Antes de namorar com o Juan, eu achava que todo gay era passivo, promíscuo, afeminado ou que sempre morria com AIDS... é essa imagem que a maioria tem até hoje. Na minha cabeça era impossível imaginar um casal gay tendo um relacionamento normal, sendo fiel, etc. Tá certo que meu namoro com ele não foi nada normal, mas não era só por isso... :p.
Na verdade senti muita diferença com as demonstrações de afeto em público. Eu tava acostumado a andar de mãos dadas, beijar na rua, em qualquer lugar... e com ele ficou difícil : por medo, receio e em raros casos, respeito. Na verdade ele nunca se aceitou como gay e isso sempre me incomodou. Sempre achei que no fundo ele sentia vergonha de mim, mas na verdade era algo muito mais grave. 

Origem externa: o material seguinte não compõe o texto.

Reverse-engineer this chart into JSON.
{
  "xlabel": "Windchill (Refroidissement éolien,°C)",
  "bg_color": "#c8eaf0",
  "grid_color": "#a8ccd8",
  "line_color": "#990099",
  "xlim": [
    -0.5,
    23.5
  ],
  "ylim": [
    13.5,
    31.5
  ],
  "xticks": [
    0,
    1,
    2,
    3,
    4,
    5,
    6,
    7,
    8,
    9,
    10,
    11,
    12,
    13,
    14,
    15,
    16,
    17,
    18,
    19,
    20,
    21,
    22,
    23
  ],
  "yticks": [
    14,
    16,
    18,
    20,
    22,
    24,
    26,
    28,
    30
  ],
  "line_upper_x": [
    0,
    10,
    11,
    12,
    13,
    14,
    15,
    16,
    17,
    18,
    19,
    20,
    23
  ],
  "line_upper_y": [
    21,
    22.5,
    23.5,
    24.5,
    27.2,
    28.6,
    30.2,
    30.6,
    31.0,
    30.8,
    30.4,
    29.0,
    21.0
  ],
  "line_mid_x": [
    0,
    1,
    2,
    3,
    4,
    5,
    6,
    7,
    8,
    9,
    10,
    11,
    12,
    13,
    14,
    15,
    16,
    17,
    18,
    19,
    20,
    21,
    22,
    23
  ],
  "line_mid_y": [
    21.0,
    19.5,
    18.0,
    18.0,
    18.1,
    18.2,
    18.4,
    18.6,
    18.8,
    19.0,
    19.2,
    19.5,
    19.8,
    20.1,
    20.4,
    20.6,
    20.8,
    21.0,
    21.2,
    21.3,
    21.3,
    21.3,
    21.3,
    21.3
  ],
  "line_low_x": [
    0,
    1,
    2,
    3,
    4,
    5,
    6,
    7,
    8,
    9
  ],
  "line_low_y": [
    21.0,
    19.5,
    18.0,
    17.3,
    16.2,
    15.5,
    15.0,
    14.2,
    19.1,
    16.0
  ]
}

Ele era um gay preconceituoso, que achava que os gays tinham que se esconder de tudo e de todos. Tinha medo de " envergonhar "a mãe, que aparentemente aceitava o fato dele gostar de garotos e namorar comigo.
Imaginem como eu lidava com isso... porque já é difícil se acostumar a ficar só em alguns lugares e mesmo assim tendo que convencê-lo de que não teria problema, etc. Darei a vocês dois exemplos básicos em que ocorriam divergências de opinião:
* No ônibus: Quando sentávamos juntos, ele colocava uma mochila ou um casaco entre a gente pra ficarmos de mãos dadas. Achava desnecessário muitas vezes, porque nem dava pra ver... e se vissem: foda-se !
Ele não pensava assim, dizia que poderiam criar confusão ou falarem pra mãe... isso me enfurecia bastante. O fato de ele se preocupar mais com a opinião alheia do que comigo. Acho que beijar no ônibus pode ser exagero, caso tenha gente olhando... não que eu tenha receio... mas não poder pegar na mão do seu namorado, vendo casais heteros quase se atracando no banco de trás é demais !
* No cinema : A discussão era parecida com a do ônibus, só que pior. Acho que cinema é um lugar pra se curtir e namorar. O lugar é convenientemente escuro pra isso, concordam? Bom, o princípio básico pra mim, era: se o cinema estivesse lotado eu não forçaria barra pra ficar beijando e abraçando. Agora se estivesse mais lugares, eu queria é curtir, porque se alguém ficasse perto é porque queria ver. " Os incomodados que se mudem" nesse caso serviria... nem preciso dizer que ele não pensava assim. Dizia que tava " incomodando" as pessoas, etc. Eu rebatia dizendo que pagamos o mesmo preço que eles e porque só eles poderiam namorar? Acho que só não vale atentado ao pudor, que é crime para heteros também.

Queria a opinião de vocês. Sou exagerado ou deveria me privar do que gosto de fazer para agradar a sociedade hipócrita? Já tentei maneirar por medo de agressão. Tem muito covarde aí que se acha valente por bater em gay... o curioso é que a maioria anda em grupos, não são nada sozinhos, não se garantem. Então passei a ponderar mais por isso. Posso não ser forte, mas sou muito protetor com quem eu amo. Se alguém ameaçasse ele teria que me matar primeiro. Pra não correr esse risco, passei a maneiras nas demonstrações de afeto. Mas se todos pensarem assim, os homofóbicos se acharão mais na razão do que já acham...


Eita assunto polêmico... mas foi bom compartilhar com vocês o que penso.